What does the existing literature say about the main livelihood options for households in different locations in Nepal, and the determinants of access to those options with a high return to poverty reduction? Where are there evidence gaps?

Summary:

This rapid review synthesises findings from rigorous academic, practitioner, and policy references published in the past 10 years that discuss livelihood options and pathways out of poverty for households in Nepal. The World Bank (2016) highlights that in 1991, circa 40% of the Nepali population were identified as poor. Further rounds of the Nepal Living Standard Surveys (NLSS) record a declining poverty headcount rate: 42% in 1995, 31% in 2003, and 25% in 2010 (World Bank, 2016: 3). Similarly, Oxford Poverty and Human Development Initiative (OPHI, 2018) report continuous progress has been made in reducing multidimensional poverty which has halved from 2006 to 2014.

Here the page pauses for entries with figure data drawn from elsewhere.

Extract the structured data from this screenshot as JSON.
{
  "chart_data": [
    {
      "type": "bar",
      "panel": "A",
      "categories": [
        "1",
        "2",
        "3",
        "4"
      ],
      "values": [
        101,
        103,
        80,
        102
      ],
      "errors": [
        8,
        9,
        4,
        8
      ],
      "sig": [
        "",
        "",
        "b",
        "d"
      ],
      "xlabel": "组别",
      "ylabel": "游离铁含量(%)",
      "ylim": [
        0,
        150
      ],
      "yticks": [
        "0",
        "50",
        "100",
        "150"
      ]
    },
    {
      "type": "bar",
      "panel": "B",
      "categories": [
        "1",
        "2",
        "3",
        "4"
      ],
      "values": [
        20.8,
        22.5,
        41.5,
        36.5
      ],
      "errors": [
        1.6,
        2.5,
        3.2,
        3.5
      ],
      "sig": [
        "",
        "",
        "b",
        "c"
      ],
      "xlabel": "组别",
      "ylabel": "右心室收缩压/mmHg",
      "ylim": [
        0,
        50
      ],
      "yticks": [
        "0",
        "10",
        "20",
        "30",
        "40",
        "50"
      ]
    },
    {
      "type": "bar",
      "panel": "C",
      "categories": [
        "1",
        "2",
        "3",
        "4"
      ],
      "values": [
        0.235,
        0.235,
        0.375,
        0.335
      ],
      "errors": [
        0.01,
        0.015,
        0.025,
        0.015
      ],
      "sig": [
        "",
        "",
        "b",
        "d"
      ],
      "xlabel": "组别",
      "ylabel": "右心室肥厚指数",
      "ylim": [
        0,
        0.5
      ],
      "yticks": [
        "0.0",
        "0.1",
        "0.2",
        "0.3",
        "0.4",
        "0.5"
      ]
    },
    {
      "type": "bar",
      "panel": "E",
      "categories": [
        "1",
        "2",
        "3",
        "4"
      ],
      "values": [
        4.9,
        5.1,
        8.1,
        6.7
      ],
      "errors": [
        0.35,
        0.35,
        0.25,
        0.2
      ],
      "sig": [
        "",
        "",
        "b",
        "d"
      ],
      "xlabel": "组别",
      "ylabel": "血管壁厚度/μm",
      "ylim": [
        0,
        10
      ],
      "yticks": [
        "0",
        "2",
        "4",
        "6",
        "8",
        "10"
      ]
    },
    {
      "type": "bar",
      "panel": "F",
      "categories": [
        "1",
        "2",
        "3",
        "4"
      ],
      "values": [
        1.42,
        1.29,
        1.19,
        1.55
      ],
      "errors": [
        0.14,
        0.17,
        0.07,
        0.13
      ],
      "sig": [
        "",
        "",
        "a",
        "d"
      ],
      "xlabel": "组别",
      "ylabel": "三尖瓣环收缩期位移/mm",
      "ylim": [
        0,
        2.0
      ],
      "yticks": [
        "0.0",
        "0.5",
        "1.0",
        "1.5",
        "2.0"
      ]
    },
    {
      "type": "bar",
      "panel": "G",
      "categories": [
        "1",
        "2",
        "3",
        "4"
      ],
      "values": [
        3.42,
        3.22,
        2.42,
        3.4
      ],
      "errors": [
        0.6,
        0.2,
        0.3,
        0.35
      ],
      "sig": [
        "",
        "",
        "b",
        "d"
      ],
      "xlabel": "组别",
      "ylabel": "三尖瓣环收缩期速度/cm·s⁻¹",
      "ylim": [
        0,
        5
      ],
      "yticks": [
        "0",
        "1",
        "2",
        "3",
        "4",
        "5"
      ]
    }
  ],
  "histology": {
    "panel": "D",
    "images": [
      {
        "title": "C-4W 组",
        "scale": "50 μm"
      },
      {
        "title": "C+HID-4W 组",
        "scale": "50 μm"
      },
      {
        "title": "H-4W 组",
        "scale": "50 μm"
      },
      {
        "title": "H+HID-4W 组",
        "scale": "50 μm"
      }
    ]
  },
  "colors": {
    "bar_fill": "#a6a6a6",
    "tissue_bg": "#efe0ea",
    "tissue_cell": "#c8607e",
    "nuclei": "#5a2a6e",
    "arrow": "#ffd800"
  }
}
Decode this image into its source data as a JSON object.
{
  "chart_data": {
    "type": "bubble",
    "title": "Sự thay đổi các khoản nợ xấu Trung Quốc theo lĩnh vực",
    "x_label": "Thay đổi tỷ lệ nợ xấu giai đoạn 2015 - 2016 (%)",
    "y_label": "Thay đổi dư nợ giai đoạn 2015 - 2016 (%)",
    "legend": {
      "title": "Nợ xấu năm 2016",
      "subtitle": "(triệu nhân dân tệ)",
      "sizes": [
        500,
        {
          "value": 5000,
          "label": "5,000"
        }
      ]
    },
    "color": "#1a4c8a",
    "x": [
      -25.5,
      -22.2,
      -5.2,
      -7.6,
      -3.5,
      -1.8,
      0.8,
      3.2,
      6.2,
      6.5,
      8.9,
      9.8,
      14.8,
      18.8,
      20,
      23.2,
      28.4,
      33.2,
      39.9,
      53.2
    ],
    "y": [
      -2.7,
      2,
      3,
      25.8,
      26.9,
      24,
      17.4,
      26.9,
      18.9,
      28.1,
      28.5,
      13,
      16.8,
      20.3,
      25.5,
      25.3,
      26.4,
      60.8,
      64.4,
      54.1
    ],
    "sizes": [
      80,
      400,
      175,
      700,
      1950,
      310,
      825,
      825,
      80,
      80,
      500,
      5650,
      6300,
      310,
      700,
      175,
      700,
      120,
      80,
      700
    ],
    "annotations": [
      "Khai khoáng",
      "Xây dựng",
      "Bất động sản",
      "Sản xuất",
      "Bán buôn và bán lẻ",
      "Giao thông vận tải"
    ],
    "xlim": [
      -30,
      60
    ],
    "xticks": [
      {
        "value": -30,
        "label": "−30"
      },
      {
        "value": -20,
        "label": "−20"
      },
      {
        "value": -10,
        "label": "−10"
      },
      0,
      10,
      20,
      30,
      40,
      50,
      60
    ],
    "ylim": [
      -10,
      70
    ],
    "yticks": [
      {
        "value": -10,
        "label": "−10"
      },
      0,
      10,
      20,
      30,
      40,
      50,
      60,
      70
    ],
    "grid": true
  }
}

While a number of potential pathways out of poverty are available, not all rural poor can access these due to specific social and market relations. The poor are not homogenous, and can be differentiated along geographic, caste, gender, ethnicity and asset-holdings lines. Households in different social positions and with different economic capabilities participate differently in the nonfarm markets and achieve different benefits. Individual agency also plays an important role. As a body of literature, the papers suggest that education, training, land holding, access to credit, proximity to infrastructure and markets, and agro-ecological location are the major influencing
factors in the adoption of higher returning livelihood strategies.